Un projet de loi en faveur de la transparence dans l’utilisation de l’épargne populaire en matière énergétique va être présenté en commission des finances de l'Assemblé nationale mercredi 20 février. L'objet principal de ce texte vise à contraindre les banques à plus de transparence en matière d'utilisation de l'épargne populaire des Français, afin notamment de flécher l'épargne du LDDS (livret développement durable et solidaire) à destination exclusive de projets réellement durables et solidaires. Dans une tribune portée par Attac et 350.org., publiée mardi 19 février sur franceinfo, 25 économistes apportent leur soutien à cette proposition de loi et appellent "à la fin de tout investissement dans les projets de production et d’infrastructures de combustibles fossiles, et à une hausse significative du financement des énergies renouvelables."


Une proposition de loi "Transparence sur l’utilisation de l’épargne populaire en matière énergétique" sera soumise au vote de l’Assemblée nationale le 7 mars 2019. Soutenue par de nombreux acteurs de la société civile, cette proposition de loi dispose notamment que les sommes versées par les épargnants sur les livrets dont les dépôts sont centralisés dans le fonds d’épargne de la Caisse des dépôts et consignations ne puissent être utilisés pour le financement d’activités d’exploration et d’exploitation d’hydrocarbures et de charbon. Ce qui paraît accompagner une dynamique nécessaire alors que les émissions de CO2 issues de la combustion des énergies fossiles sont reparties à la hausse dans le monde, y compris en France.

Des ONG ont démontré que, depuis la COP21, sur 10 euros de financement accordés par les banques aux énergies, 7 euros vont aux énergies fossiles, contre 2 seulement aux renouvelables, tandis que les banques françaises ont augmenté de 52% leurs soutiens aux entreprises qui prévoient la construction de nouvelles centrales à charbon.

Pour réussir à réduire drastiquement l’intensité carbone de nos systèmes économiques, la question du financement est essentielle et impose de cesser de financer les combustibles fossiles. L’article 2 de l’Accord de Paris y fait explicitement référence.
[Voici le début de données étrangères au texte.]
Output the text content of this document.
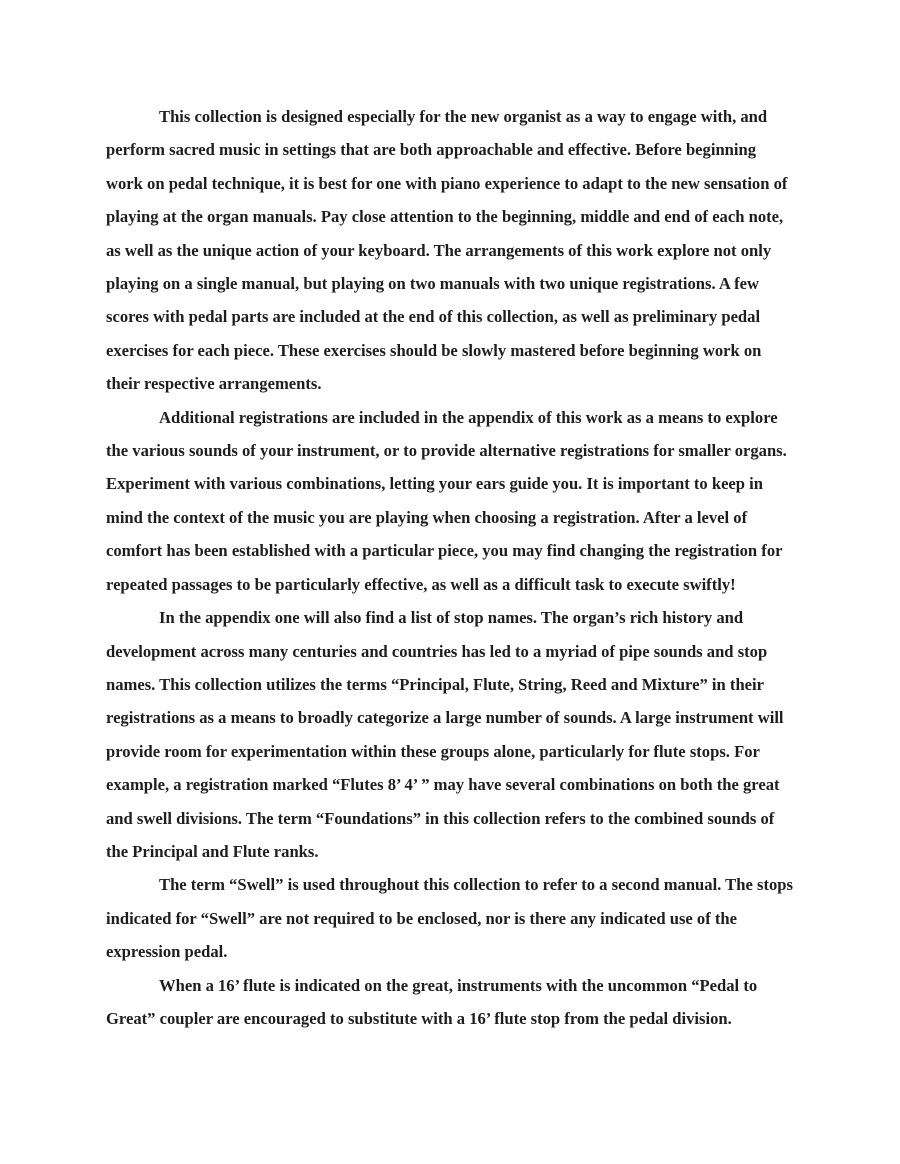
This collection is designed especially for the new organist as a way to engage with, and perform sacred music in settings that are both approachable and effective. Before beginning work on pedal technique, it is best for one with piano experience to adapt to the new sensation of playing at the organ manuals. Pay close attention to the beginning, middle and end of each note, as well as the unique action of your keyboard. The arrangements of this work explore not only playing on a single manual, but playing on two manuals with two unique registrations. A few scores with pedal parts are included at the end of this collection, as well as preliminary pedal exercises for each piece. These exercises should be slowly mastered before beginning work on their respective arrangements.

Additional registrations are included in the appendix of this work as a means to explore the various sounds of your instrument, or to provide alternative registrations for smaller organs. Experiment with various combinations, letting your ears guide you. It is important to keep in mind the context of the music you are playing when choosing a registration. After a level of comfort has been established with a particular piece, you may find changing the registration for repeated passages to be particularly effective, as well as a difficult task to execute swiftly!

In the appendix one will also find a list of stop names. The organ’s rich history and development across many centuries and countries has led to a myriad of pipe sounds and stop names. This collection utilizes the terms “Principal, Flute, String, Reed and Mixture” in their registrations as a means to broadly categorize a large number of sounds. A large instrument will provide room for experimentation within these groups alone, particularly for flute stops. For example, a registration marked “Flutes 8’ 4’ ” may have several combinations on both the great and swell divisions. The term “Foundations” in this collection refers to the combined sounds of the Principal and Flute ranks.

The term “Swell” is used throughout this collection to refer to a second manual. The stops indicated for “Swell” are not required to be enclosed, nor is there any indicated use of the expression pedal.

When a 16’ flute is indicated on the great, instruments with the uncommon “Pedal to Great” coupler are encouraged to substitute with a 16’ flute stop from the pedal division.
Poursuivre les investissements dans les combustibles fossiles pose également un risque financier de nature systémique. En 2017, l’Agence Internationale de l’Énergie a estimé que la mise en œuvre des nouvelles politiques climatiques et l’orientation massive vers les énergies renouvelables à l’oeuvre conduiront à la surévaluation de 1 000 milliards de dollars d’actifs pétroliers et de 300 milliards de dollars d’actifs gaziers dans le monde. Les investisseurs publics et privés ont donc la responsabilité urgente et l’obligation morale de mettre fin à l’exploitation des combustibles fossiles. Ces "actifs bloqués", parmi d’autres risques financiers liés au dérèglement climatique, sont l’une des raisons qui ont déjà poussé plus de 1 000 investisseurs clairvoyants à se débarrasser de leurs actifs charbonniers, pétroliers et gaziers.

Renforcer la transparence 

La campagne citoyenne, initiée par 350.org et Attac sur ce sujet, démontre également l’absence de transparence sur l’utilisation de ces fonds, notamment celui du Livret de développement durable et solidaire (LDDS). Les ONG dénoncent une publicité mensongère de la part des banques sur le terme "durable et solidaire" car seule une faible partie des dépôts du LDDS est réellement affectée au financement de la transition écologique et solidaire, tandis que des investissements fossiles ont été identifiés. Le ministre Bruno Le Maire a lui-même reconnu publiquement qu’il y a "tromperie" à ce sujet et a appelé à deux reprises à y mettre un terme.

La mise en œuvre impérative de la transition énergétique nécessite de renforcer la transparence, dans le prolongement des mesures, qui apparaissent insuffisantes, prises notamment dans la cadre de la loi sur la transition de 2015, et du Plan d’action de la Commission européenne sur la finance verte de 2018.

La proposition de loi stipule ainsi que les banques soumettent au ministre de l’Economie et des Finances, ainsi qu’au Parlement, un reporting trimestriel et détaillé de leurs concours financiers accordés aux énergies renouvelables à partir des ressources collectées sur le Livret A et le LDDS. Elle propose aussi un reporting public des banques, pays par pays, de l’ensemble des financements d’entreprises se livrant à des activités d’exploration et d’exploitation d’hydrocarbures et de charbon. De même, la proposition de loi prévoit une obligation de transparence des investisseurs institutionnels destinée à vérifier que leurs opérations soient conformes aux critères de respect des objectifs sociaux et environnementaux.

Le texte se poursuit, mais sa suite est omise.